Democrats plan major investments in state legislative races
A top Democratic group will spend as much as $50 million trying to win back state legislative seats this year, a record-breaking investment that reflects the urgency of a pending redistricting and reapportionment process that will determine control of Congress for the next decade.
The Democratic Legislative Campaign Committee (DLCC) will target legislative seats in seven Republican-controlled states, where the party is within just a handful of seats of reclaiming control of one or both legislative chambers, said Jessica Post, the group’s president. Most of the states on the legislative chessboard are also key to both parties’ paths to the White House.
“We have this generational opportunity to change the composition of state legislatures while also building out this incredible infrastructure across the country to help the presidential campaign from the ground up,” Post said.
Democrats need to pick up just five seats to win back the North Carolina state Senate, and six seats to reclaim control of the state House. In Pennsylvania, Democrats are four seats from taking back the state Senate, and nine seats away from a House majority. They need four seats to flip the Michigan state House and the Iowa state House, two to reclaim the Minnesota state Senate and nine more seats to win control of the Texas state House.
The party is two seats away from controlling the Arizona state House for the first time since 1964, and three seats away from winning the state Senate for the first time since 1992.
The opportunities Democrats see this year reflect the fact that the party is still clawing its way back from the hole they dug for themselves in 2010, when the Tea Party tidal wave handed the GOP control of dozens of state legislative chambers. Republicans used those well-timed wins to draw district lines in their favor in states across the country, cementing control of many state legislatures — and the U.S. House of Representatives — for years to follow.
“It’s no surprise Democrats are excited, they’re at rock bottom and the only way is up,” said Dave Abrams, the spokesman for the Republican State Leadership Committee (RSLC), the DLCC’s counterpart. “They’ve been losing in the states for a decade.”
But the 2018 midterms that handed Democrats control of the House also helped the party claw back state legislative seats it had not won in years. A year later, Democrats recaptured control of Virginia’s General Assembly for the first time since the early 1990s, a sign, Post said, that the political winds are still blowing favorably.

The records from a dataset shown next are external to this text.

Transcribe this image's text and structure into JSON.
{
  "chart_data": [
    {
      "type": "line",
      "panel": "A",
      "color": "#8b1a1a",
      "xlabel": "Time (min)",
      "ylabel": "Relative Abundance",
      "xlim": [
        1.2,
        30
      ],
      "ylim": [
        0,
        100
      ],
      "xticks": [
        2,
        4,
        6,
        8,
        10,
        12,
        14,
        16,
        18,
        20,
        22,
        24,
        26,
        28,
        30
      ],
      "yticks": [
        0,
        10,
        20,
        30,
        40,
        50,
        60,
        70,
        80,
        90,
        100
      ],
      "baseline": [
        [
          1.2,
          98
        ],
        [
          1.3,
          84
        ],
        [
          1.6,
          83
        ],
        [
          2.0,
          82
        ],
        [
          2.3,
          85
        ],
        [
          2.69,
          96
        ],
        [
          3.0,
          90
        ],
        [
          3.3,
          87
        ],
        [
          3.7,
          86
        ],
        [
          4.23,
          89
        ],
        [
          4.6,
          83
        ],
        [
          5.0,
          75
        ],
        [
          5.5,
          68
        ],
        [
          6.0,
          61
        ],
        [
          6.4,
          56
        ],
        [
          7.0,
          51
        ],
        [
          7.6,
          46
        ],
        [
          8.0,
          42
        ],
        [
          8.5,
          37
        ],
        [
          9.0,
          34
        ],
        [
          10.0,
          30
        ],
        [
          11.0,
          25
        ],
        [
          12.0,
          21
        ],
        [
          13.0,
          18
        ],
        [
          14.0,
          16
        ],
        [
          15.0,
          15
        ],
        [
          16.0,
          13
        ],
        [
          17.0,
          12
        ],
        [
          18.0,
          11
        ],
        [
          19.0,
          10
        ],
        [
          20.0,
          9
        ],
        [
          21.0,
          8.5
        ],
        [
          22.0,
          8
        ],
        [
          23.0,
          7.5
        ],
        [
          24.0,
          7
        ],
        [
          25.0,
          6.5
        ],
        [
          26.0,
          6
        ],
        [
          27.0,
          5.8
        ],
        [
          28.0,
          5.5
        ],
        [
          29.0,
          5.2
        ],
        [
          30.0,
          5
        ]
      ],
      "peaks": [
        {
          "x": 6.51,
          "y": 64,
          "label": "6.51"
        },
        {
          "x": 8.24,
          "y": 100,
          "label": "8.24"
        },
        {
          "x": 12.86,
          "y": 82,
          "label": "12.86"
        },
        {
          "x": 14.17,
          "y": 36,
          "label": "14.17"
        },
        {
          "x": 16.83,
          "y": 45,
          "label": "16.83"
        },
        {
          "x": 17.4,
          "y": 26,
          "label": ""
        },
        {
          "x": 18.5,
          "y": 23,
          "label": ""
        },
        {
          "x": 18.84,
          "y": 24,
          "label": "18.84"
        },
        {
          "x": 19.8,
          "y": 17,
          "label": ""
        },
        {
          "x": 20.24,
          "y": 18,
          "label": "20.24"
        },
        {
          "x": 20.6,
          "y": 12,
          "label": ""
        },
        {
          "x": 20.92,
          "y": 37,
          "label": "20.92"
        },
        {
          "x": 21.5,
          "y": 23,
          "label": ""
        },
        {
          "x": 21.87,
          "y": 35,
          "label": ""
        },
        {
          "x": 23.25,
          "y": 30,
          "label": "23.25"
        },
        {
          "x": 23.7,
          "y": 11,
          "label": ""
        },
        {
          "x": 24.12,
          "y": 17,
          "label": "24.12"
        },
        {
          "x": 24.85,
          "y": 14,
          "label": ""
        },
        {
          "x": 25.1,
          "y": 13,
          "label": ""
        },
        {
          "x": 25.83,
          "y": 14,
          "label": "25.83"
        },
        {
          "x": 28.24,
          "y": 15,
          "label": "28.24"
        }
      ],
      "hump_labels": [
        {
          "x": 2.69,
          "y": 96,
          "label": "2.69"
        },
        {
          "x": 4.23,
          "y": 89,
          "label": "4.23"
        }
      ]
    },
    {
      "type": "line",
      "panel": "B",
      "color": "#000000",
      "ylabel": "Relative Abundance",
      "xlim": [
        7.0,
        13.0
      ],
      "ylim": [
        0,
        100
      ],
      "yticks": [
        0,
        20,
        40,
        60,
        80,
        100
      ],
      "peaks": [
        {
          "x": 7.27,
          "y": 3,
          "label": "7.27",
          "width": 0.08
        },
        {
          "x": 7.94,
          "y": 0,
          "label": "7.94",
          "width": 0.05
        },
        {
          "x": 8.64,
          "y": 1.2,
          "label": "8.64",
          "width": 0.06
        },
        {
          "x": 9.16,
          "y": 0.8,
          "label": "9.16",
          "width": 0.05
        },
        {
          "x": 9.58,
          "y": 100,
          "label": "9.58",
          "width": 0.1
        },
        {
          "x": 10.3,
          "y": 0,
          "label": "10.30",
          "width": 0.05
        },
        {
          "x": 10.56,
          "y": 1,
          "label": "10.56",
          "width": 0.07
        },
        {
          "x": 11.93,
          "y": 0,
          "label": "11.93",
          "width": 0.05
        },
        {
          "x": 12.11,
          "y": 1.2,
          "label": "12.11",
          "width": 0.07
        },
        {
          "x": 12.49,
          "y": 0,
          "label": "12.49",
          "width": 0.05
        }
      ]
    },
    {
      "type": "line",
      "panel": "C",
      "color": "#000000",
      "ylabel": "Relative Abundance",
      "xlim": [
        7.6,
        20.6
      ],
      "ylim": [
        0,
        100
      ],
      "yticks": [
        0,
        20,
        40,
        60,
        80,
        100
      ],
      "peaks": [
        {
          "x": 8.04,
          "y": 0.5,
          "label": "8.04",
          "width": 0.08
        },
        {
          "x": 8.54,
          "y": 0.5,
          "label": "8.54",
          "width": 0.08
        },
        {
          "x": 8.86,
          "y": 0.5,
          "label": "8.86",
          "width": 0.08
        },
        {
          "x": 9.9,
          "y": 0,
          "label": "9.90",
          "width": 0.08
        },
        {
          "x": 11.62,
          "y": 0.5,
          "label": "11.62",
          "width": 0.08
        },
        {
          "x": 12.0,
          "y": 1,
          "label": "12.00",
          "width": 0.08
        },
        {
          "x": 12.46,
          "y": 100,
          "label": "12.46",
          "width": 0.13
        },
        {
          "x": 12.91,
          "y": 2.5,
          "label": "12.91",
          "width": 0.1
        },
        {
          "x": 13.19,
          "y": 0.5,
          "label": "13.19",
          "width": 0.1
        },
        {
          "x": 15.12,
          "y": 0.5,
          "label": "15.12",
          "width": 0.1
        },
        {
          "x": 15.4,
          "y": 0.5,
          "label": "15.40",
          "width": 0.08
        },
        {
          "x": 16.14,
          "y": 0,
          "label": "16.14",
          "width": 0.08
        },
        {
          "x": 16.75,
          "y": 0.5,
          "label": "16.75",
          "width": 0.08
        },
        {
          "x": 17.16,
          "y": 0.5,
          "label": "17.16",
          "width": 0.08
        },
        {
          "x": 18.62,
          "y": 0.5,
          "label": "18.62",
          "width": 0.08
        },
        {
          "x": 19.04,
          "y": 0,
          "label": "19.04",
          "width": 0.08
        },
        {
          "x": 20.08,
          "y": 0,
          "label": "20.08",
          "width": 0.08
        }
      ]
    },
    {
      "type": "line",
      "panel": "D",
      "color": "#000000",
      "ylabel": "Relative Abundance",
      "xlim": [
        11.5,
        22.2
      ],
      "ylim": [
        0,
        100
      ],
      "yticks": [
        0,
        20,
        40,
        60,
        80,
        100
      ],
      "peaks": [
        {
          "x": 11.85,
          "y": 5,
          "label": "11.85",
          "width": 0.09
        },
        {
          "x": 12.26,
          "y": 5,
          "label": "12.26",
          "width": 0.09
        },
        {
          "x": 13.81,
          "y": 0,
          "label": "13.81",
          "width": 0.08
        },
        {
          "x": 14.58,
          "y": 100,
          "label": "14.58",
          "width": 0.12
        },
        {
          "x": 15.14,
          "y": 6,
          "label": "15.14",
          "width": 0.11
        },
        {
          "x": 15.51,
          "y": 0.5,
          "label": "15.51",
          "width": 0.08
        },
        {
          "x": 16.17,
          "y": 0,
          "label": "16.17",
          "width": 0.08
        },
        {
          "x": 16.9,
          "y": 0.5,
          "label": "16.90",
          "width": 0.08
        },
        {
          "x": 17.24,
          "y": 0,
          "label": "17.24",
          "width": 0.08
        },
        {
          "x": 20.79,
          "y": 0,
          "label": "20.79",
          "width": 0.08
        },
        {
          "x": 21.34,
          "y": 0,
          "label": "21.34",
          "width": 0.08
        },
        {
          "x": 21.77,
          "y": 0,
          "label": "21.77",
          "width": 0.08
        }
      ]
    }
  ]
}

Today, Republicans control legislatures in 30 states, including Nebraska’s ostensibly nonpartisan Senate. Democrats control 19 state legislatures. Only one state, Minnesota, has a legislature in which the two chambers are controlled by different parties.
Republicans hold 3,838 of the 7,383 state legislative seats around the country, while Democrats hold 3,452 seats, according to the National Conference of State Legislatures. A handful of seats are held by independents or representatives of minor parties.
With another redistricting cycle at hand, the stakes could hardly be higher. In Texas alone, legislators will have the chance to draw 38 or 39 U.S. House districts, depending on final population counts due next year. If Republicans maintain control, Gov. Greg Abbott (R) could sign off on a map that gives his party a distinct advantage. But if Democrats snag control of the state House, they would have an important seat at the table, one that would virtually guarantee they would win more than the 13 seats they currently hold.
“Texas obviously is sort of the crown jewel of redistricting,” Post said. She pointed to a number of incumbent Republicans who have said they will not run again in 2020 — both at the federal level and in key state legislative races.
The remaining Democratic targets will help determine control of dozens of congressional seats. After the 2010 Census, North Carolina Republicans drew a district map that handed them 10 of the state’s 13 U.S. House seats, though those lines were subsequently thrown out by a court. Pennsylvania Republicans also drew largely favorable district lines that were later nixed by the state Supreme Court, and Republican-drawn lines are still in place in Michigan, where the GOP won 10 of 14 seats as recently as the 2016 elections.
Arizona’s district lines are drawn by a bipartisan commission, while Iowa’s lines are only ratified by legislators at the end of the process.
After the Republican sweep of 2010 and the subsequent advantage the party made for itself, both sides are taking the upcoming redistricting period more seriously than in the past. The DLCC already has more than 40 staffers working across the country, and both the DLCC and the RSLC have raised record sums.
The RSLC and a sister organization said earlier this month they had raised $19 million in 2019, an off-year record.
A constellation of outside groups are also recognizing the importance of what can otherwise be sleepy down-ballot races. In Virginia, groups like the League of Conservation Voters, Everytown for Gun Safety and EMILY’s List poured millions into Democratic campaigns. Those groups, and their equivalents on the right, plan similar splurges this year.
Republicans and Democrats are conscious of the impacts the top of the ticket will have on their abilities to win legislative races that can be easily drowned out. The GOP’s success in 2010 came in a midterm election, when turnout was much lower than the millions more who will turn out in a presidential year. President Trump’s presence on the ballot will help drive Republican turnout in some places, but he will hurt in others where his popularity lags.
Democrats know, too, that some of their presidential candidates would have a different impact down the ballot should they become the nominee.
“We do everything that we can to make sure that our candidates are differentiated from the Democrats at the top of the ticket,” Post said.